3.2.2 Der Einsatz von Lehrkräften für sonderpädagogische Förderung an der Schule und die pädagogische Kontinuität sind gewährleistet.
3.2.3 Das Kollegium wurde oder wird systematisch im Themenfeld Inklusion fortgebildet (siehe u.a. BASS 20-22 Nr. 8 Anlage 4).
3.2.4 Die sächliche, namentlich die räumliche Ausstattung der Schule ermöglicht Gemeinsames Lernen (siehe dazu auch § 1 des Gesetzes zur Förderung kommunaler Aufwendungen für schulische Inklusion - BASS 11-02 Nr. 28).

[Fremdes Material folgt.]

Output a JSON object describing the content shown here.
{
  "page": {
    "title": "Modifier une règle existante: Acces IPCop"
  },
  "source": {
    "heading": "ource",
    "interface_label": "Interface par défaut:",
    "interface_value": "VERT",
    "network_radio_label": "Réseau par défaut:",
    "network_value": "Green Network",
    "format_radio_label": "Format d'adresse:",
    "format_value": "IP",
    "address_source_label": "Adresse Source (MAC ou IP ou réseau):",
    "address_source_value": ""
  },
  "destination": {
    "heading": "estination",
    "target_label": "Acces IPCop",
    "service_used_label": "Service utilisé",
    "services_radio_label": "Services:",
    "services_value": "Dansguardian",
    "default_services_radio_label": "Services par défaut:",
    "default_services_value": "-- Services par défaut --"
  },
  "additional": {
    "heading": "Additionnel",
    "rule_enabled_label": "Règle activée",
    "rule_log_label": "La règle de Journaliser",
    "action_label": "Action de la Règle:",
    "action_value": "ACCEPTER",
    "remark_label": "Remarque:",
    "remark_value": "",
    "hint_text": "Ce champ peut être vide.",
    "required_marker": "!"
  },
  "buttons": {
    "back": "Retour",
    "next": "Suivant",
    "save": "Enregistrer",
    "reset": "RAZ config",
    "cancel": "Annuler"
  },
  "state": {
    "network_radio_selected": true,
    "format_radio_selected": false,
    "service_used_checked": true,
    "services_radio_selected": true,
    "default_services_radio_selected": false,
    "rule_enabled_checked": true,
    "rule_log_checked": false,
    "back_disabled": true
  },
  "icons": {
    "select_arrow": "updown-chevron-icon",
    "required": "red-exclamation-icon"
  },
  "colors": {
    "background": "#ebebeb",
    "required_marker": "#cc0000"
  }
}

Eine Einbeziehung der Landschaftsverbände mit Blick auf eine Unterstützung des Gemeinsamen Lernens sollte angestrebt werden.

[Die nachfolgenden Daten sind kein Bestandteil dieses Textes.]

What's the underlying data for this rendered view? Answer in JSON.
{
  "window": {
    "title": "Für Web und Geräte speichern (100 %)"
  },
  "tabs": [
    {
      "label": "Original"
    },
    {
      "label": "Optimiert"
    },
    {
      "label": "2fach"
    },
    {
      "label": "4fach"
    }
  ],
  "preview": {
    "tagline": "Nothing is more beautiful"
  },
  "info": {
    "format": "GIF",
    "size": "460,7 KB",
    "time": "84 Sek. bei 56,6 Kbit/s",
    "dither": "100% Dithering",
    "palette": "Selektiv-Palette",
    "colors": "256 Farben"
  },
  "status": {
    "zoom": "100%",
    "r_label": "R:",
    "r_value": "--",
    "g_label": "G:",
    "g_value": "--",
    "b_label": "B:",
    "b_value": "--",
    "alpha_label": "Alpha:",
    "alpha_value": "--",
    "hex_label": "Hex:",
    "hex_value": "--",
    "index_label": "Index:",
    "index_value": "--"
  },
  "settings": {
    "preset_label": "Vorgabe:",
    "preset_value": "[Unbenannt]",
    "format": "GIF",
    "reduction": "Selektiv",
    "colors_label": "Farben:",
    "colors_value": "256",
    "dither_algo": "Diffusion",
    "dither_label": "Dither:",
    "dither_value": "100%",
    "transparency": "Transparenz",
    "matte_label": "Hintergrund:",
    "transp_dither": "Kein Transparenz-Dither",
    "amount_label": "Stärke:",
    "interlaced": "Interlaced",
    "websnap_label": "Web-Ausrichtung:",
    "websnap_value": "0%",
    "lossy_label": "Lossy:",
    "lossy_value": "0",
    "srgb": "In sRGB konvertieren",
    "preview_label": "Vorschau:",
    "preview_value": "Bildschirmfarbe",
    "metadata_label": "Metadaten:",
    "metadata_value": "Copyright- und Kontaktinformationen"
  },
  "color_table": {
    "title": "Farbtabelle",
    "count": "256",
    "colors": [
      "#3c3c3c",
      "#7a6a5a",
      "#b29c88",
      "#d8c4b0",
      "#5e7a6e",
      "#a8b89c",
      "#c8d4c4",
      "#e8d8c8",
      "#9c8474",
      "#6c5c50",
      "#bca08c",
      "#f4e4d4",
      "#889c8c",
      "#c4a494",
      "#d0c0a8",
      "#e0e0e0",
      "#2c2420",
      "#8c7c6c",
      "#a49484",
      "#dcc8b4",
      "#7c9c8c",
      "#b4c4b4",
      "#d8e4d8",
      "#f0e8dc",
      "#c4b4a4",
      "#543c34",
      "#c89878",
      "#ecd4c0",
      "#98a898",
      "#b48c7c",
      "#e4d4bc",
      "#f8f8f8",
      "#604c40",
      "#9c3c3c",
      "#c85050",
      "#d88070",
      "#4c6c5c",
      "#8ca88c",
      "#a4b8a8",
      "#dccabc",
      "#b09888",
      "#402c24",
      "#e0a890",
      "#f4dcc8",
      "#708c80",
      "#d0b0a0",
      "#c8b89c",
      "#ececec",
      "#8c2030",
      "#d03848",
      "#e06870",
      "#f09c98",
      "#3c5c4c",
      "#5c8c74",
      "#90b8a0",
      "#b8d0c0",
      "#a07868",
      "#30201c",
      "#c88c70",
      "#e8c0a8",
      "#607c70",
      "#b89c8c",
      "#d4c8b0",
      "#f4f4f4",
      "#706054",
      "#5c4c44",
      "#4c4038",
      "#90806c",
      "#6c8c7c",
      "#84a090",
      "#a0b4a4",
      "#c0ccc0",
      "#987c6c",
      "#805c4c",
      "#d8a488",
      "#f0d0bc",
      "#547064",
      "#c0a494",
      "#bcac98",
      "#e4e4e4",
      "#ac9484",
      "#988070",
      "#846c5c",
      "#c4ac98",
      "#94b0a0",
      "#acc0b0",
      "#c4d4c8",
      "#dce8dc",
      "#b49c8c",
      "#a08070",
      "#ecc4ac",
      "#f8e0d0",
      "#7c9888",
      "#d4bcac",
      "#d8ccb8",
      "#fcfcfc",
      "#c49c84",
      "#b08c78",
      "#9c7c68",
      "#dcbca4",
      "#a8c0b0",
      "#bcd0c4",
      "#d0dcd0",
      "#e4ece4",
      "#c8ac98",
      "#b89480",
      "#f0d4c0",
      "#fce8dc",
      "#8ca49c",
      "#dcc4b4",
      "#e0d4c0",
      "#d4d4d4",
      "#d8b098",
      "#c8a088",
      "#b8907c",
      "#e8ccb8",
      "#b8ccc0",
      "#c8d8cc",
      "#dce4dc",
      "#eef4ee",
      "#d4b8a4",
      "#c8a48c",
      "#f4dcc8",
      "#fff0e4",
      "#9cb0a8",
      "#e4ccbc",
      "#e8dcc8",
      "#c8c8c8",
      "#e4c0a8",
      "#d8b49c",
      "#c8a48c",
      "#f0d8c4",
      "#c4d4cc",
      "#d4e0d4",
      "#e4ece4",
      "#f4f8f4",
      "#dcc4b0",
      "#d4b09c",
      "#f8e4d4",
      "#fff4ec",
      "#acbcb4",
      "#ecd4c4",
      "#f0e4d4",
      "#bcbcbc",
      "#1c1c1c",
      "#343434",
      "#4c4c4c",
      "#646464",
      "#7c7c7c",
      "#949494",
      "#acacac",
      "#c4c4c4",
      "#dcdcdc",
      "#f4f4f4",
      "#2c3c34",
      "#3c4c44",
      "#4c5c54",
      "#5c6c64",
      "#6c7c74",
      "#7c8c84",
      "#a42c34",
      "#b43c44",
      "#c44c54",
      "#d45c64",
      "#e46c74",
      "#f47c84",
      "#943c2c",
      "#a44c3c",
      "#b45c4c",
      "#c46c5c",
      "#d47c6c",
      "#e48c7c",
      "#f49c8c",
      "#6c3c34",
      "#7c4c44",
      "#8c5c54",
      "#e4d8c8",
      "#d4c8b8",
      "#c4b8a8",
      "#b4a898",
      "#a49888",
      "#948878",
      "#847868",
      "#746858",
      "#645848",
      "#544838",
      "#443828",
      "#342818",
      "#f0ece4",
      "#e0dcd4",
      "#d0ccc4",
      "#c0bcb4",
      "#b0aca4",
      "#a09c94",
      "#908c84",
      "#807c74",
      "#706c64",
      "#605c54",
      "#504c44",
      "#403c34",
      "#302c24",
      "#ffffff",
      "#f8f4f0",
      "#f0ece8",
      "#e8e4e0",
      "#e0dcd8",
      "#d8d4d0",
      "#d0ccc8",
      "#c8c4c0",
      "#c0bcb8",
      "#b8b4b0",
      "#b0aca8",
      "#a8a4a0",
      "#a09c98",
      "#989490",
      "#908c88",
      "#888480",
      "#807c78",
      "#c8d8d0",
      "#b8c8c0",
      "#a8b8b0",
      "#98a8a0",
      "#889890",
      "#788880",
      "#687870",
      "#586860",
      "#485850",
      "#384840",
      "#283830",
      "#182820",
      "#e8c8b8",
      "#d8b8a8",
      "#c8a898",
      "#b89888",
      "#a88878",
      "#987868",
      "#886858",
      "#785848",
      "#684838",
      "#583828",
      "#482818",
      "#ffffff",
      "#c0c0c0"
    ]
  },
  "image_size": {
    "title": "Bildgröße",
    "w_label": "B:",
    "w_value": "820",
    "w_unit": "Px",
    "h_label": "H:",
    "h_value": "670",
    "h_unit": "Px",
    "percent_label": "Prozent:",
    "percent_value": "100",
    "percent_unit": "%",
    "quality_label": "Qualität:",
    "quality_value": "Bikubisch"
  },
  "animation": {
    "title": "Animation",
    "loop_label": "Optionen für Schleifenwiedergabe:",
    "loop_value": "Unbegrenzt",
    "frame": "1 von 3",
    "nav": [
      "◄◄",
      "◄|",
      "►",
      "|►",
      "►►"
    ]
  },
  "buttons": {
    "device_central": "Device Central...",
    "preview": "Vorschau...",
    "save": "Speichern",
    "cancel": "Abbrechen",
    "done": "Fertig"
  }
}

4 Einrichtung des Gemeinsamen Lernens
an Grundschulen
4.1 Die Schulaufsicht richtet Gemeinsames Lernen im Bereich der Lern- und Entwicklungsstörungen vom Grundsatz her an allen Grundschulen ein, die Schülerinnen und Schüler mit Bedarf an sonderpädagogischer Unterstützung unterrichten, und holt dazu die Zustimmung des Schulträgers schriftlich ein. Sie sorgt dabei dafür, dass diese Grundschulen über sonderpädagogische Fachlichkeit im Kollegium und gegebenenfalls über weiteres pädagogisches Personal zur Unterstützung des Gemeinsamen Lernens verfügen.
4.2 Eine Ausweitung des Gemeinsamen Lernens an Grundschulen ist nur unter Berücksichtigung der unter Nummer 3.2 genannten Qualitätskriterien möglich.
4.3 Die Schulaufsicht richtet Gemeinsames Lernen über den Bereich der Lern- und Entwicklungsstörungen hinaus zusätzlich auch für die Förderschwerpunkte Körperliche und motorische Entwicklung, Geistige Entwicklung, Hören und Kommunikation oder Sehen an Grundschulen ein und holt auch dazu die Zustimmung des Schulträgers schriftlich ein. Insbesondere im dicht besiedelten Raum kann es im Hinblick auf die Qualität der Förderung und die personelle Ausstattung sinnvoll sein, die Einrichtung des Gemeinsamen Lernens für diese Förderschwerpunkte insbesondere an Grundschulen vorzunehmen, die hierzu über eine besondere Expertise bzw. Unterstützungsstruktur verfügen.
4.4 Die Einzelintegration einer Schülerin oder eines Schülers mit Bedarf an sonderpädagogischer Unterstützung ist mit Zustimmung des Schulträgers möglich. Im Bereich der Förderschwerpunkte außerhalb der Lern- und Entwicklungsstörungen ist dabei eine Einzelintegration insbesondere an einer Grundschule, an der Gemeinsames Lernen nach Nummer 4.1 eingerichtet ist, zu prüfen.
5 Feststellung eines Bedarfs
an sonderpädagogischer Unterstützung
an einer Grundschule, an der Gemeinsames Lernen
nicht eingerichtet ist
Hat eine Grundschule, an der Gemeinsames Lernen nicht eingerichtet ist, eine Schülerin oder einen Schüler aufgenommen, bei der oder dem sich aus Sicht der Grundschule im Laufe der Schuleingangsphase herausstellt, dass ein Bedarf an sonderpädagogischer Unterstützung besteht, kann gemäß § 11 oder § 12 AO-SF ein Antrag auf Feststellung dieses Bedarfs gestellt werden. Wird der Bedarf gemäß § 14 AO-SF förmlich festgestellt, schlägt das Schulamt den Eltern mit Zustimmung des Schulträgers mindestens eine allgemeine Schule vor, an der ein Angebot des Gemeinsamen Lernens eingerichtet ist. Hierzu kann an der Grundschule, die die Schülerin oder der Schüler besucht, auch eine Einzelintegration nach Nummer 4.4 ermöglicht werden.
Haben die Eltern abweichend von der allgemeinen Schule die Förderschule gewählt, schlägt ihnen die Schulaufsichtsbehörde mindestens eine solche Schule mit dem für die Schülerin oder den Schüler festgestellten Förderschwerpunkt vor (§ 16 Absatz 1 und 2 AO-SF).
6 Inkrafttreten
Dieser Runderlass tritt mit sofortiger Wirkung in Kraft.